Von den verschiedenen Arten ionisierender Strahlung kommen nur Gammastrahlen aus dem Zerfall radioaktiver Isotope, Elektronenstrahlen sowie Bremsstrahlung (Röntgenstrahlung) erzeugt in Beschleunigern zur Verwendung.

Gammastrahlung von radioaktivem Cobalt-60 wird sehr häufig in Großbestrahlungsanlagen eingesetzt; das Cobalt-60 wird in speziellen Kernreaktoren aus stabilem Cobalt-59 "erbrütet". Das technisch ebenfalls geeignete Caesium-137 steht nicht in ausreichend großen Mengen zur Verfügung, da es aus der Aufbereitung abgebrannter Brennelemente gewonnen wird.

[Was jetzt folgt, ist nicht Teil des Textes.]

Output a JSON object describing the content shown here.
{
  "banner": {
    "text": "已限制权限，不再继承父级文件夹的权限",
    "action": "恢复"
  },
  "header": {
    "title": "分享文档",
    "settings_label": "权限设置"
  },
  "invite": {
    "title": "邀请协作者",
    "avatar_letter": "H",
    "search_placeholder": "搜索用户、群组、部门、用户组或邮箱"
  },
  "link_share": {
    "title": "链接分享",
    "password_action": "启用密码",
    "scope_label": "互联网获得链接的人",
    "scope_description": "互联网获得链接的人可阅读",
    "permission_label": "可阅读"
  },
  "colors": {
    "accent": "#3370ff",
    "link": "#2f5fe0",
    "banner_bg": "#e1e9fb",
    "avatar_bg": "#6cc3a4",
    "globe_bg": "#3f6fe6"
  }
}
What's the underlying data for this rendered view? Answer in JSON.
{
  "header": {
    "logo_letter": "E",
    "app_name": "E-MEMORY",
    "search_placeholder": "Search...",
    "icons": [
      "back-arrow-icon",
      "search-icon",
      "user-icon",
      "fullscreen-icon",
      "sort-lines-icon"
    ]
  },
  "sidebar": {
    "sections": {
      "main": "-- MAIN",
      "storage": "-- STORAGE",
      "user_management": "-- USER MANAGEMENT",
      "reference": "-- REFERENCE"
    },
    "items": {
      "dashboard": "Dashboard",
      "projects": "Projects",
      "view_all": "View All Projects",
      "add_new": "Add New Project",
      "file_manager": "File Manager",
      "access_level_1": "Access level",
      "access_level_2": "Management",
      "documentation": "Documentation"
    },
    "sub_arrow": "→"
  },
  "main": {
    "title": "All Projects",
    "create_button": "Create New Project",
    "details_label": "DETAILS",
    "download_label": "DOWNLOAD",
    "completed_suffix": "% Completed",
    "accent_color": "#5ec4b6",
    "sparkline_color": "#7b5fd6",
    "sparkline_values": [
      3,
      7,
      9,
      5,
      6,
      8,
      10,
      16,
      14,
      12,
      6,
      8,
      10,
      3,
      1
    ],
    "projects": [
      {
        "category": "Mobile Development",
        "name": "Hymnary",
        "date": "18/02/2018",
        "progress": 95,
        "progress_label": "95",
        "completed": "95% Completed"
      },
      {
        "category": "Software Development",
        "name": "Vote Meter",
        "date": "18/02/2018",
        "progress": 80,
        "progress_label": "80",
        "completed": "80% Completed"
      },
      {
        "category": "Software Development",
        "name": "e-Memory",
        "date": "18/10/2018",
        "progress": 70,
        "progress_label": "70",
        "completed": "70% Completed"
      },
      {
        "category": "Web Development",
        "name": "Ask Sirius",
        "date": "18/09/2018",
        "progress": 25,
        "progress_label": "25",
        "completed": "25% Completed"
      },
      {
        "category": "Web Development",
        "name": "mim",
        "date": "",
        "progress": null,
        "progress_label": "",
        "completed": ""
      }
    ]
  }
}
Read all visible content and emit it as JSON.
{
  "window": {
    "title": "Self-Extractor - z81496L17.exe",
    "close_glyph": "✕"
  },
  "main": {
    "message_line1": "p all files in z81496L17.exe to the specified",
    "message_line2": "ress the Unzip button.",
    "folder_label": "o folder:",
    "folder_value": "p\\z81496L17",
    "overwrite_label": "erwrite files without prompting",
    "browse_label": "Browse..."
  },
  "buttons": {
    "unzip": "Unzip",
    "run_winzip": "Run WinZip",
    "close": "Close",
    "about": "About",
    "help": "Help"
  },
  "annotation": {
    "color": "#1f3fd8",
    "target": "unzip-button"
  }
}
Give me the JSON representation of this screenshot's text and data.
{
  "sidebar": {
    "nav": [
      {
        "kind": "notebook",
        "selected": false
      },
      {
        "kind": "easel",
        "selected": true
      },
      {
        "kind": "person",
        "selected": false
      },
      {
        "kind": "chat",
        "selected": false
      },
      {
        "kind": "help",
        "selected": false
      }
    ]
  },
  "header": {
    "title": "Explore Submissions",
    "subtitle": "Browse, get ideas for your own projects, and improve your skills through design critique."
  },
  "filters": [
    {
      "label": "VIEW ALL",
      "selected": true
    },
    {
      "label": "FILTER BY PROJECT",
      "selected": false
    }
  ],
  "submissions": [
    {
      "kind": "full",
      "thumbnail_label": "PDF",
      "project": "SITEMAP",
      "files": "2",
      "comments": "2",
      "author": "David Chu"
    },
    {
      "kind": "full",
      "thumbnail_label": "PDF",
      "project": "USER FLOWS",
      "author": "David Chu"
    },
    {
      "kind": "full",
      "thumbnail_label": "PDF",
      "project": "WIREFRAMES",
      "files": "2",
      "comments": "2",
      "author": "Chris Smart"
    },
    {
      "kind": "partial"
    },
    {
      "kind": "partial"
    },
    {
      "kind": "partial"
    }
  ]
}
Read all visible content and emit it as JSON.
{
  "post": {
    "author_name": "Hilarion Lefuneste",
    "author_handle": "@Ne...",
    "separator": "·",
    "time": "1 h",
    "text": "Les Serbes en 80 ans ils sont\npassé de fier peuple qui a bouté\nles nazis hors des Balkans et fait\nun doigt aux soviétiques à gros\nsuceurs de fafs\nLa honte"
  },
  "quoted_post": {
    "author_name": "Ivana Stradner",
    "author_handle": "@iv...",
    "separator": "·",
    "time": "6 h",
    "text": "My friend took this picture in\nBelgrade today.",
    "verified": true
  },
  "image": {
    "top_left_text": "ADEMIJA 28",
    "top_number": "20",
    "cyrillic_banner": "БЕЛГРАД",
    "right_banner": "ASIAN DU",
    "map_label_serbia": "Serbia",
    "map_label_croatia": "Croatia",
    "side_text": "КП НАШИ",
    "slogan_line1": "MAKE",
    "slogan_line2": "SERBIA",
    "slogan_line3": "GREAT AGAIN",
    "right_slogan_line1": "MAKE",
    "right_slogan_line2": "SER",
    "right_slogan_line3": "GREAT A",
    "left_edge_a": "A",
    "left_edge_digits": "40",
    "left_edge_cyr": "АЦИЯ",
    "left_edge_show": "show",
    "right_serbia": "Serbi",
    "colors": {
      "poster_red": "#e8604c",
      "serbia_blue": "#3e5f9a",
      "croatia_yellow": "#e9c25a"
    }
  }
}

Bei Elektronenstrahlen kommt ein weiter Energiebereich in Frage, von wenigen 100 keV bis zu 10 MeV. Bestrahlungsanlagen mit Elektronen sind jeweils nur für bestimmte Anwendungen geeignet, wegen der unterschiedlichen Eindringtiefe von Bruchteilen von Millimetern (Oberflächenbehandlung) bis zu etwa 5 cm. Um diese Beschränkung auszugleichen wird auch Bremsstrahlung eingesetzt, die etwa dasselbe Durchdringungsverhalten wie Gammastrahlung hat. Umgekehrt sind mit Elektronenstrahlen auch Anwendungen möglich, die mit Gammastrahlung nicht oder kaum erreicht werden können.

Die Energie der Elektronen und Photonen ist nach oben beschränkt um eine Aktivierung der Lebensmittel durch Kernphotoeffekt und andere Kernreaktionen auszuschliessen.

[Bearbeiten] Bestrahlungsanlagen

Bestrahlungsanlagen sind im Regelfall nicht ausschließlich auf Lebensmittel zugeschnitten.

Bestrahlte Produkte kommen in unseren Alltag - unerkannt - recht häufig vor, im Vergleich zu diesem Aufkommen ist die Menge der bestrahlten Lebensmittel recht gering.

  • Lebensmittelverpackungen
  • Schrumpffolien
  • Fußbodenheizungen
  • Gas-Fernleitungen
  • Hochgeschwindigkeitsreifen
  • Medizinprodukte
  • Kabel (Isolation)
  • Plastikteile (Autobau)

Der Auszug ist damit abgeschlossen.